Alumna returns to SIUE in advising role

SIUE alumna Brandi Hudson spent time in the health education field, but her love for students and SIUE brought her back to her alma mater roughly four years ago as an academic adviser for the College of Arts and Sciences.

Photo courtesy of Brandi Hudson

“I’m from this area. I actually graduated from SIUE, of course, I had an interest and a love for [the university], so I applied here [and at] surrounding universities and community colleges, but I would say this would be my first pick or was my first pick,” Hudson said.

Though she is now in the CAS advising sector, she originally applied for an adviser position in the School of Nursing because of her health education background.

“I had an interest in [the] health education field and instead of that department I was selected for biological sciences department, which was still like an area of health and science and started advising there and then eventually it evolved to CAS,” Hudson said.

She said her past experiences helped her land the advising position at SIUE.

“Before I was a health educator and a project coordinator for [a] health education program so I had experience doing presentations and speaking with the public about different health topics,” Hudson said. “So that aspect I was comfortable working with folks one on one or whether it be in a group sessions. So that kind of intertwines with advising.”
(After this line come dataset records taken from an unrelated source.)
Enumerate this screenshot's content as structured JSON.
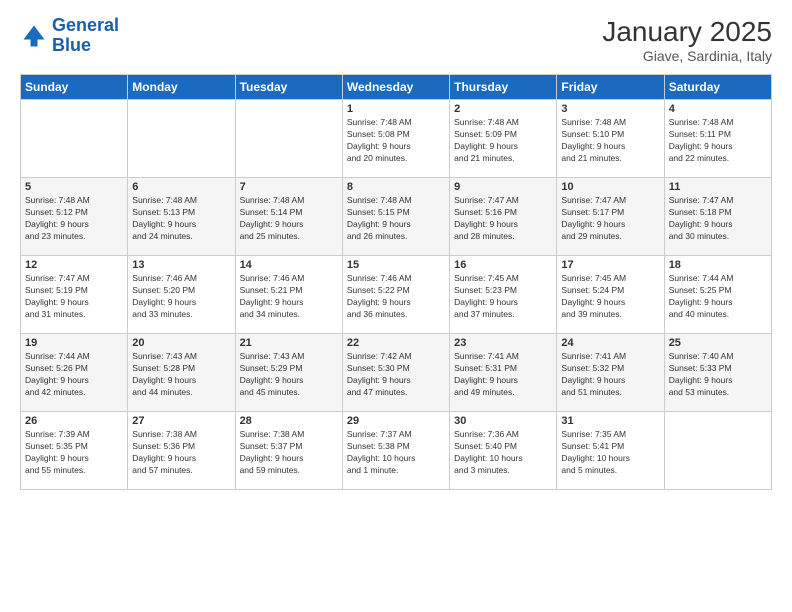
{
  "logo": {
    "line1": "General",
    "line2": "Blue"
  },
  "header": {
    "title": "January 2025",
    "subtitle": "Giave, Sardinia, Italy"
  },
  "weekdays": [
    "Sunday",
    "Monday",
    "Tuesday",
    "Wednesday",
    "Thursday",
    "Friday",
    "Saturday"
  ],
  "weeks": [
    [
      {
        "day": "",
        "info": ""
      },
      {
        "day": "",
        "info": ""
      },
      {
        "day": "",
        "info": ""
      },
      {
        "day": "1",
        "info": "Sunrise: 7:48 AM\nSunset: 5:08 PM\nDaylight: 9 hours\nand 20 minutes."
      },
      {
        "day": "2",
        "info": "Sunrise: 7:48 AM\nSunset: 5:09 PM\nDaylight: 9 hours\nand 21 minutes."
      },
      {
        "day": "3",
        "info": "Sunrise: 7:48 AM\nSunset: 5:10 PM\nDaylight: 9 hours\nand 21 minutes."
      },
      {
        "day": "4",
        "info": "Sunrise: 7:48 AM\nSunset: 5:11 PM\nDaylight: 9 hours\nand 22 minutes."
      }
    ],
    [
      {
        "day": "5",
        "info": "Sunrise: 7:48 AM\nSunset: 5:12 PM\nDaylight: 9 hours\nand 23 minutes."
      },
      {
        "day": "6",
        "info": "Sunrise: 7:48 AM\nSunset: 5:13 PM\nDaylight: 9 hours\nand 24 minutes."
      },
      {
        "day": "7",
        "info": "Sunrise: 7:48 AM\nSunset: 5:14 PM\nDaylight: 9 hours\nand 25 minutes."
      },
      {
        "day": "8",
        "info": "Sunrise: 7:48 AM\nSunset: 5:15 PM\nDaylight: 9 hours\nand 26 minutes."
      },
      {
        "day": "9",
        "info": "Sunrise: 7:47 AM\nSunset: 5:16 PM\nDaylight: 9 hours\nand 28 minutes."
      },
      {
        "day": "10",
        "info": "Sunrise: 7:47 AM\nSunset: 5:17 PM\nDaylight: 9 hours\nand 29 minutes."
      },
      {
        "day": "11",
        "info": "Sunrise: 7:47 AM\nSunset: 5:18 PM\nDaylight: 9 hours\nand 30 minutes."
      }
    ],
    [
      {
        "day": "12",
        "info": "Sunrise: 7:47 AM\nSunset: 5:19 PM\nDaylight: 9 hours\nand 31 minutes."
      },
      {
        "day": "13",
        "info": "Sunrise: 7:46 AM\nSunset: 5:20 PM\nDaylight: 9 hours\nand 33 minutes."
      },
      {
        "day": "14",
        "info": "Sunrise: 7:46 AM\nSunset: 5:21 PM\nDaylight: 9 hours\nand 34 minutes."
      },
      {
        "day": "15",
        "info": "Sunrise: 7:46 AM\nSunset: 5:22 PM\nDaylight: 9 hours\nand 36 minutes."
      },
      {
        "day": "16",
        "info": "Sunrise: 7:45 AM\nSunset: 5:23 PM\nDaylight: 9 hours\nand 37 minutes."
      },
      {
        "day": "17",
        "info": "Sunrise: 7:45 AM\nSunset: 5:24 PM\nDaylight: 9 hours\nand 39 minutes."
      },
      {
        "day": "18",
        "info": "Sunrise: 7:44 AM\nSunset: 5:25 PM\nDaylight: 9 hours\nand 40 minutes."
      }
    ],
    [
      {
        "day": "19",
        "info": "Sunrise: 7:44 AM\nSunset: 5:26 PM\nDaylight: 9 hours\nand 42 minutes."
      },
      {
        "day": "20",
        "info": "Sunrise: 7:43 AM\nSunset: 5:28 PM\nDaylight: 9 hours\nand 44 minutes."
      },
      {
        "day": "21",
        "info": "Sunrise: 7:43 AM\nSunset: 5:29 PM\nDaylight: 9 hours\nand 45 minutes."
      },
      {
        "day": "22",
        "info": "Sunrise: 7:42 AM\nSunset: 5:30 PM\nDaylight: 9 hours\nand 47 minutes."
      },
      {
        "day": "23",
        "info": "Sunrise: 7:41 AM\nSunset: 5:31 PM\nDaylight: 9 hours\nand 49 minutes."
      },
      {
        "day": "24",
        "info": "Sunrise: 7:41 AM\nSunset: 5:32 PM\nDaylight: 9 hours\nand 51 minutes."
      },
      {
        "day": "25",
        "info": "Sunrise: 7:40 AM\nSunset: 5:33 PM\nDaylight: 9 hours\nand 53 minutes."
      }
    ],
    [
      {
        "day": "26",
        "info": "Sunrise: 7:39 AM\nSunset: 5:35 PM\nDaylight: 9 hours\nand 55 minutes."
      },
      {
        "day": "27",
        "info": "Sunrise: 7:38 AM\nSunset: 5:36 PM\nDaylight: 9 hours\nand 57 minutes."
      },
      {
        "day": "28",
        "info": "Sunrise: 7:38 AM\nSunset: 5:37 PM\nDaylight: 9 hours\nand 59 minutes."
      },
      {
        "day": "29",
        "info": "Sunrise: 7:37 AM\nSunset: 5:38 PM\nDaylight: 10 hours\nand 1 minute."
      },
      {
        "day": "30",
        "info": "Sunrise: 7:36 AM\nSunset: 5:40 PM\nDaylight: 10 hours\nand 3 minutes."
      },
      {
        "day": "31",
        "info": "Sunrise: 7:35 AM\nSunset: 5:41 PM\nDaylight: 10 hours\nand 5 minutes."
      },
      {
        "day": "",
        "info": ""
      }
    ]
  ]
}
What she most enjoys about advising undergraduate students is watching them achieve goals they set for themselves.

“In our area we see them, we see freshman, sophomores, juniors and seniors. Once they get to us and they’re in their declared major we’re helping them specifically with their major and then me being a natural science and math adviser, we also have advised those that are the pre professional students that want to go on to medical, dental and all the other professional schools,” Hudson said. “So it’s really nice to see them actually graduate and go on to the med schools, the dental schools and achieve those goals that they wanted to do ever since undergraduate years.”
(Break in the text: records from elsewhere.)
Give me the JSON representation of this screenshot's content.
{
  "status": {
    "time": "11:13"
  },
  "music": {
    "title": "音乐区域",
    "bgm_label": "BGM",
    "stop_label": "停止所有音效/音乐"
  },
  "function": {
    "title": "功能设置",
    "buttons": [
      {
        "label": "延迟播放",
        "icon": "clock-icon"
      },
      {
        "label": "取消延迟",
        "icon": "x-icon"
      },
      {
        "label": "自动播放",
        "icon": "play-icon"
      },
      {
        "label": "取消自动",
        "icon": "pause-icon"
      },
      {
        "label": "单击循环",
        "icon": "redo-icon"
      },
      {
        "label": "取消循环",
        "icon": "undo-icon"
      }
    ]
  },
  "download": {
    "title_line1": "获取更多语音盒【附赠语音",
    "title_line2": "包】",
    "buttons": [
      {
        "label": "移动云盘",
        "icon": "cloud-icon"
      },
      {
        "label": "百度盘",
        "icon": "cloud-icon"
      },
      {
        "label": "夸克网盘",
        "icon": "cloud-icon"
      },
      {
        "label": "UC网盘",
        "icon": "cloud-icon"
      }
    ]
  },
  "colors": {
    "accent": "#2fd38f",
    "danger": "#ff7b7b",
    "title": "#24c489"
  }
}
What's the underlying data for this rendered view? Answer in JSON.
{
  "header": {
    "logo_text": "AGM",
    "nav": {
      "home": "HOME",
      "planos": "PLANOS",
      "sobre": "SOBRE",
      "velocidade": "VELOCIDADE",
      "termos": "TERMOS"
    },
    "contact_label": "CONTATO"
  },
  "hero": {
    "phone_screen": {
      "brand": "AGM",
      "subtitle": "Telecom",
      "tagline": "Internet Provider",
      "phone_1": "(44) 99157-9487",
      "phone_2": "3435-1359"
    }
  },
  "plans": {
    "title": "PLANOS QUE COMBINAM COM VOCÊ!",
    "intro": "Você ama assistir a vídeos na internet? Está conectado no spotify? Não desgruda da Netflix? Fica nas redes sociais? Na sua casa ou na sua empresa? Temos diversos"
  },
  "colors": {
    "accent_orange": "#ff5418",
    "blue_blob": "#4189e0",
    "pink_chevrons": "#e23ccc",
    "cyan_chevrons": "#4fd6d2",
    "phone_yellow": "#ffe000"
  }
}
However, seeing students struggle with achieving their goals can be challenging, according to Hudson, though offering support is the best way to handle such a situation.

“I would say you definitely offer the academic advisement or refer them to whatever additional resources that they may need to get through whatever situation that they’re going through,” Hudson said, “and to me I would just say present the information, be a resource for them and do the best that you can with assisting them.”